Maybe your sister should keep an eye on her boisterous 4 year old herself rather than trusting a 77 year old who is a functioning alcoholic ( according to you) to be the only responsible adult in the room. Holding a young babe in arms is a lot easier.
I’m guessing there is a background to this story otherwise on what you have posted here, makes you sound the person in the wrong.

Dinosaurhearmeroar · 28/01/2023 07:28

Thank you for your responses - appreciate the time you’ve taken.
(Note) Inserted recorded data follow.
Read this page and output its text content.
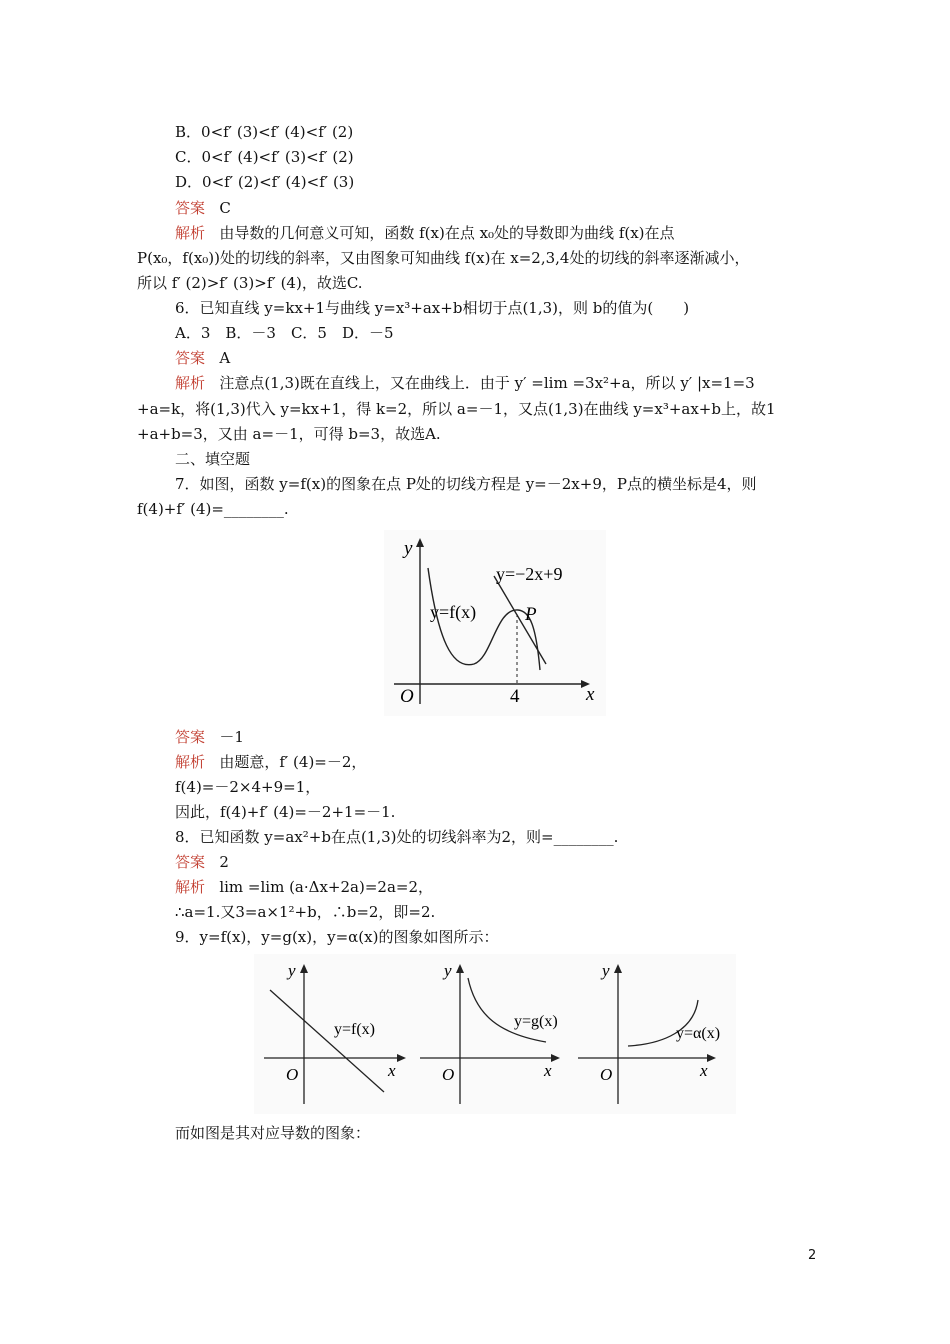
B．0<f′ (3)<f′ (4)<f′ (2)
C．0<f′ (4)<f′ (3)<f′ (2)
D．0<f′ (2)<f′ (4)<f′ (3)
答案 C
解析 由导数的几何意义可知，函数 f(x)在点 x₀处的导数即为曲线 f(x)在点
P(x₀，f(x₀))处的切线的斜率，又由图象可知曲线 f(x)在 x=2,3,4处的切线的斜率逐渐减小，
所以 f′ (2)>f′ (3)>f′ (4)，故选C.
6．已知直线 y=kx+1与曲线 y=x³+ax+b相切于点(1,3)，则 b的值为(　　)
A．3　B．－3　C．5　D．－5
答案 A
解析 注意点(1,3)既在直线上，又在曲线上．由于 y′ =lim =3x²+a，所以 y′ |x=1=3
+a=k，将(1,3)代入 y=kx+1，得 k=2，所以 a=－1，又点(1,3)在曲线 y=x³+ax+b上，故1
+a+b=3，又由 a=－1，可得 b=3，故选A.
二、填空题
7．如图，函数 y=f(x)的图象在点 P处的切线方程是 y=－2x+9，P点的横坐标是4，则
f(4)+f′ (4)=________.
y
x
O
y=−2x+9
y=f(x)	P
4
答案 －1
解析 由题意，f′ (4)=－2，
f(4)=－2×4+9=1，
因此，f(4)+f′ (4)=－2+1=－1.
8．已知函数 y=ax²+b在点(1,3)处的切线斜率为2，则=________.
答案 2
解析 lim =lim (a·Δx+2a)=2a=2，
∴a=1.又3=a×1²+b，∴b=2，即=2.
9．y=f(x)，y=g(x)，y=α(x)的图象如图所示：
y
x
O
y=f(x)
y
x
O
y=g(x)
y
x
O
y=α(x)
而如图是其对应导数的图象：
2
yes, there are a whole heap of issues enmeshed with this so my response to him is often based on history rather than present day. Very very hard to keep the two separate as over the years he has been emotionally abusive to my mum, my sister and , in part, to me.

in response to the poster who said I’m condoning his behaviour with my sister - you are wrong. I have backed her throughout her life and will talk to him today about yesterday’s situation. I didn’t want to last night as he was drunk and a different person - would have fallen on deaf ears.

I will ask where he wants to go for his birthday.